While writing is fun, it also takes us on the road of discovery. Researching a new topic to create a believable context is an exhillerating experience, loosely forming a direction, fleshing out characters and releasing them into the story keeps us sitting behind our computers. Alone.
When the day comes that the word document assumes the form of a manuscript, I am awash with joy and relief. But then I need critique, to improve my writing. Luckily I have a small band of avid readers, teachers and librarians who can help.
With all sincerity I ask, “Please provide me with a critique of this work.”
Then I wait the allotted time, growing a little uneasy.

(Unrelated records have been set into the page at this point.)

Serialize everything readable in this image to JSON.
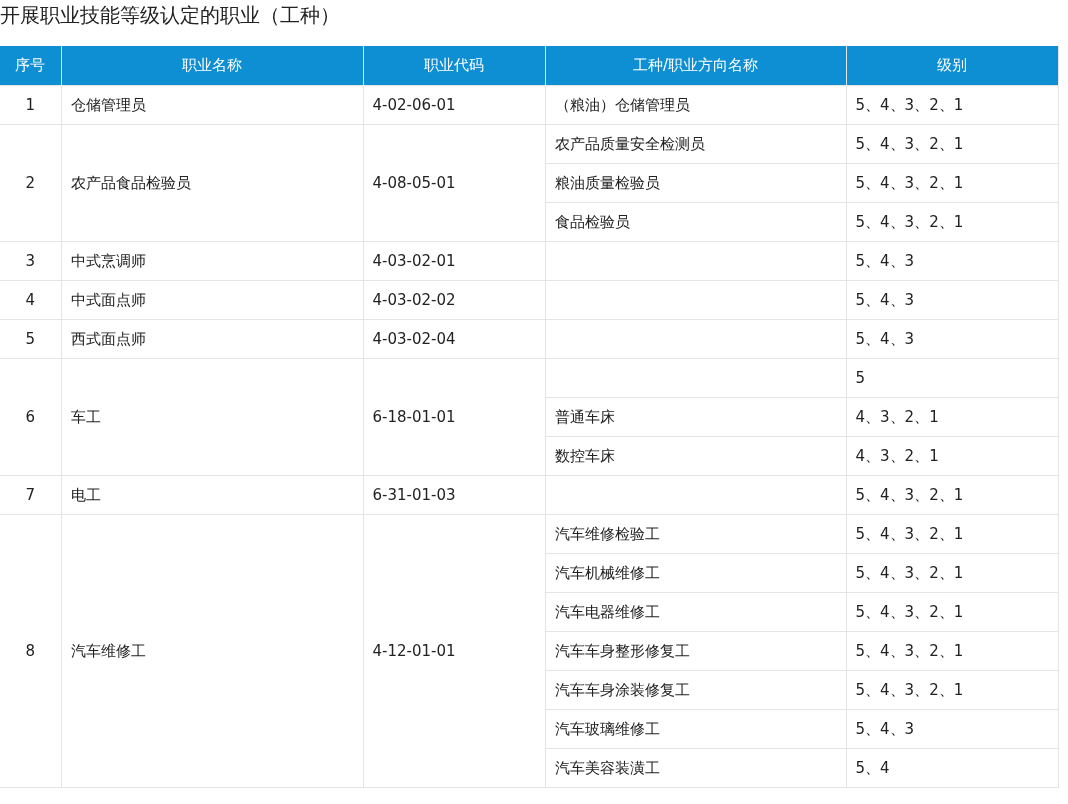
{
  "title": "开展职业技能等级认定的职业（工种）",
  "table": {
    "columns": [
      "序号",
      "职业名称",
      "职业代码",
      "工种/职业方向名称",
      "级别"
    ],
    "rows": [
      {
        "no": "1",
        "name": "仓储管理员",
        "code": "4-02-06-01",
        "directions": [
          {
            "direction": "（粮油）仓储管理员",
            "levels": "5、4、3、2、1"
          }
        ]
      },
      {
        "no": "2",
        "name": "农产品食品检验员",
        "code": "4-08-05-01",
        "directions": [
          {
            "direction": "农产品质量安全检测员",
            "levels": "5、4、3、2、1"
          },
          {
            "direction": "粮油质量检验员",
            "levels": "5、4、3、2、1"
          },
          {
            "direction": "食品检验员",
            "levels": "5、4、3、2、1"
          }
        ]
      },
      {
        "no": "3",
        "name": "中式烹调师",
        "code": "4-03-02-01",
        "directions": [
          {
            "levels": "5、4、3"
          }
        ]
      },
      {
        "no": "4",
        "name": "中式面点师",
        "code": "4-03-02-02",
        "directions": [
          {
            "levels": "5、4、3"
          }
        ]
      },
      {
        "no": "5",
        "name": "西式面点师",
        "code": "4-03-02-04",
        "directions": [
          {
            "levels": "5、4、3"
          }
        ]
      },
      {
        "no": "6",
        "name": "车工",
        "code": "6-18-01-01",
        "directions": [
          {
            "levels": "5"
          },
          {
            "direction": "普通车床",
            "levels": "4、3、2、1"
          },
          {
            "direction": "数控车床",
            "levels": "4、3、2、1"
          }
        ]
      },
      {
        "no": "7",
        "name": "电工",
        "code": "6-31-01-03",
        "directions": [
          {
            "levels": "5、4、3、2、1"
          }
        ]
      },
      {
        "no": "8",
        "name": "汽车维修工",
        "code": "4-12-01-01",
        "directions": [
          {
            "direction": "汽车维修检验工",
            "levels": "5、4、3、2、1"
          },
          {
            "direction": "汽车机械维修工",
            "levels": "5、4、3、2、1"
          },
          {
            "direction": "汽车电器维修工",
            "levels": "5、4、3、2、1"
          },
          {
            "direction": "汽车车身整形修复工",
            "levels": "5、4、3、2、1"
          },
          {
            "direction": "汽车车身涂装修复工",
            "levels": "5、4、3、2、1"
          },
          {
            "direction": "汽车玻璃维修工",
            "levels": "5、4、3"
          },
          {
            "direction": "汽车美容装潢工",
            "levels": "5、4"
          }
        ]
      }
    ]
  }
}
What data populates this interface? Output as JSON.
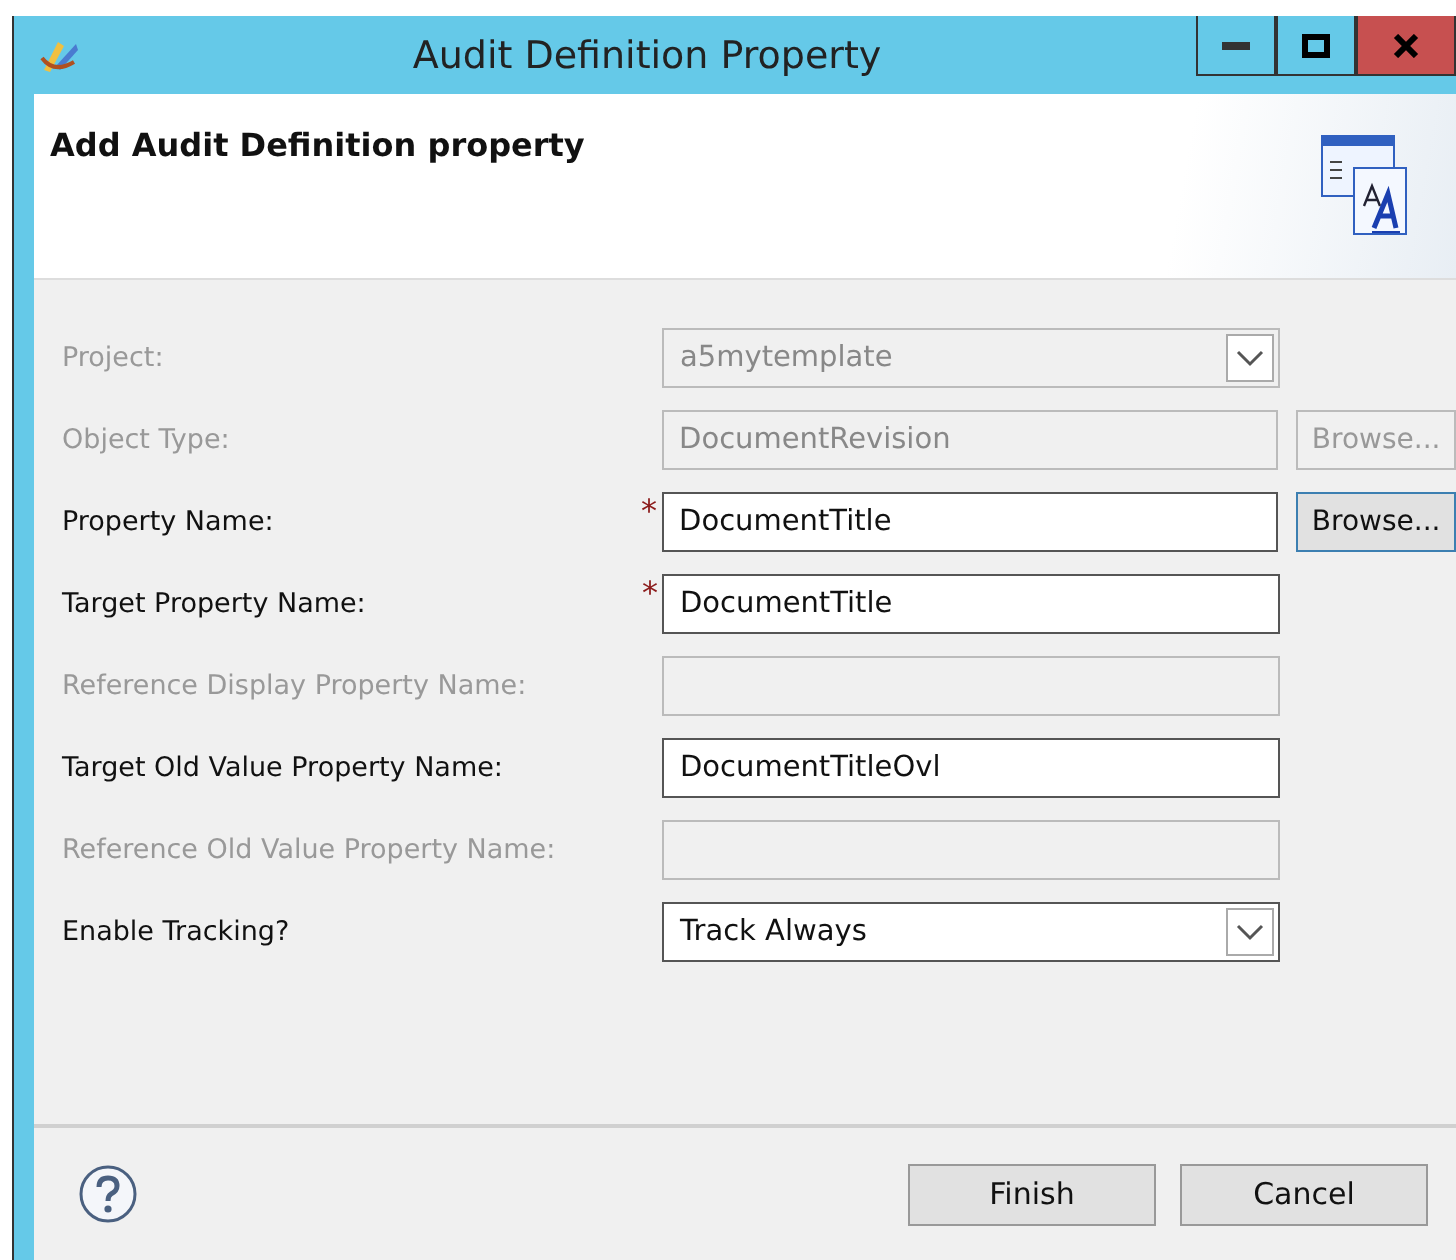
{
  "window": {
    "title": "Audit Definition Property"
  },
  "header": {
    "title": "Add Audit Definition property"
  },
  "fields": [
    {
      "label": "Project:",
      "kind": "combo",
      "value": "a5mytemplate",
      "disabled": true,
      "required": false
    },
    {
      "label": "Object Type:",
      "kind": "text",
      "value": "DocumentRevision",
      "disabled": true,
      "required": false,
      "browse": {
        "label": "Browse...",
        "disabled": true
      }
    },
    {
      "label": "Property Name:",
      "kind": "text",
      "value": "DocumentTitle",
      "disabled": false,
      "required": true,
      "browse": {
        "label": "Browse...",
        "disabled": false
      }
    },
    {
      "label": "Target Property Name:",
      "kind": "text",
      "value": "DocumentTitle",
      "disabled": false,
      "required": true
    },
    {
      "label": "Reference Display Property Name:",
      "kind": "text",
      "disabled": true,
      "required": false
    },
    {
      "label": "Target Old Value Property Name:",
      "kind": "text",
      "value": "DocumentTitleOvl",
      "disabled": false,
      "required": false
    },
    {
      "label": "Reference Old Value Property Name:",
      "kind": "text",
      "disabled": true,
      "required": false
    },
    {
      "label": "Enable Tracking?",
      "kind": "combo",
      "value": "Track Always",
      "disabled": false,
      "required": false
    }
  ],
  "required_mark": "*",
  "buttons": [
    "Finish",
    "Cancel"
  ]
}
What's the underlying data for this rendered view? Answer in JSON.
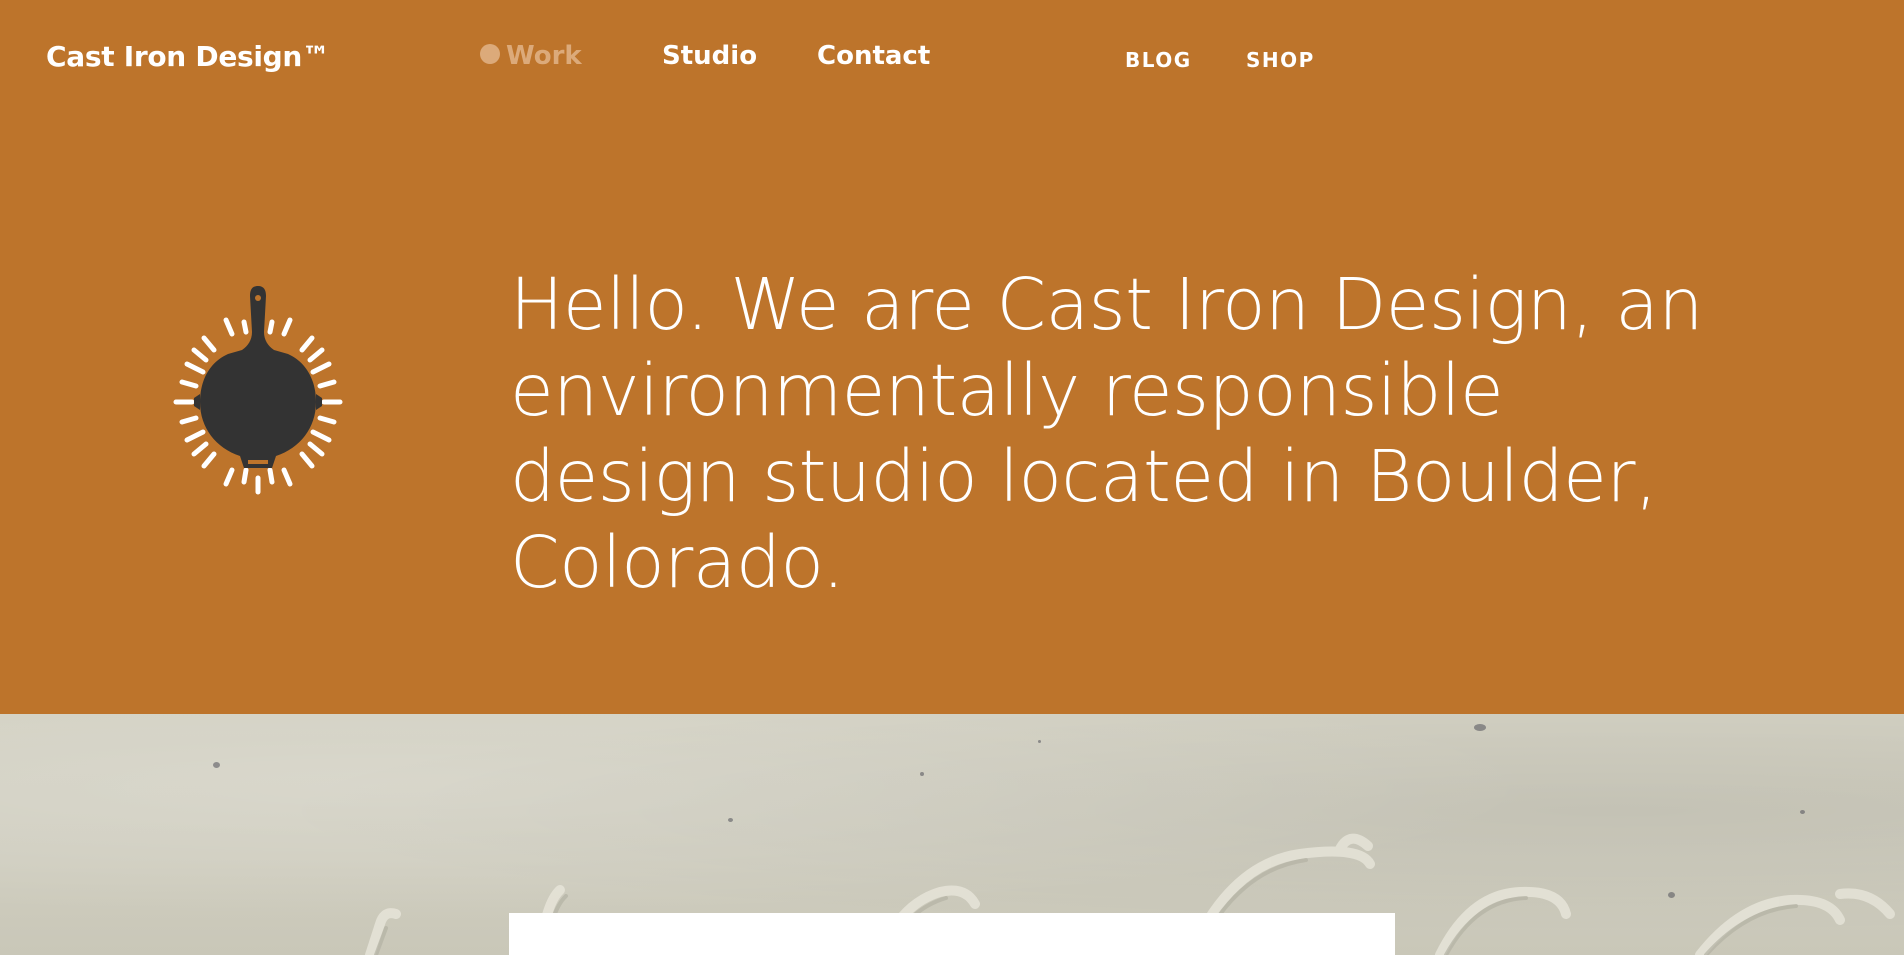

The words. “I just love it don’t carry any weight.” I need to know things I can apply to my efforts, like
- What worked for you?
- What didn’t?
- Is the plot engaging?
- Is the character development solid?
- Did it get you in?
- Did I wrap it up well?
- How can I improve the book?
After talking it through, I leave it overnight, sleeping on it. The inner critic in me tries to take me down. Then the next day I read the critique again focusing on the subtext. The path to reworking the manuscript begins to emerge.
Little pieces of the puzzle begin to connect. Maybe this is possible after all.
Accepting critique in a level and adult manner is often difficult especially when a lot of emotional energy has been invested in the writing. For me writing from a place of passion produces my best, so this is often the case for me.
So be brave, share your writing, listen to what others say and then with a clear and discerning mind choose what to throw away and what to keep. Happy writing.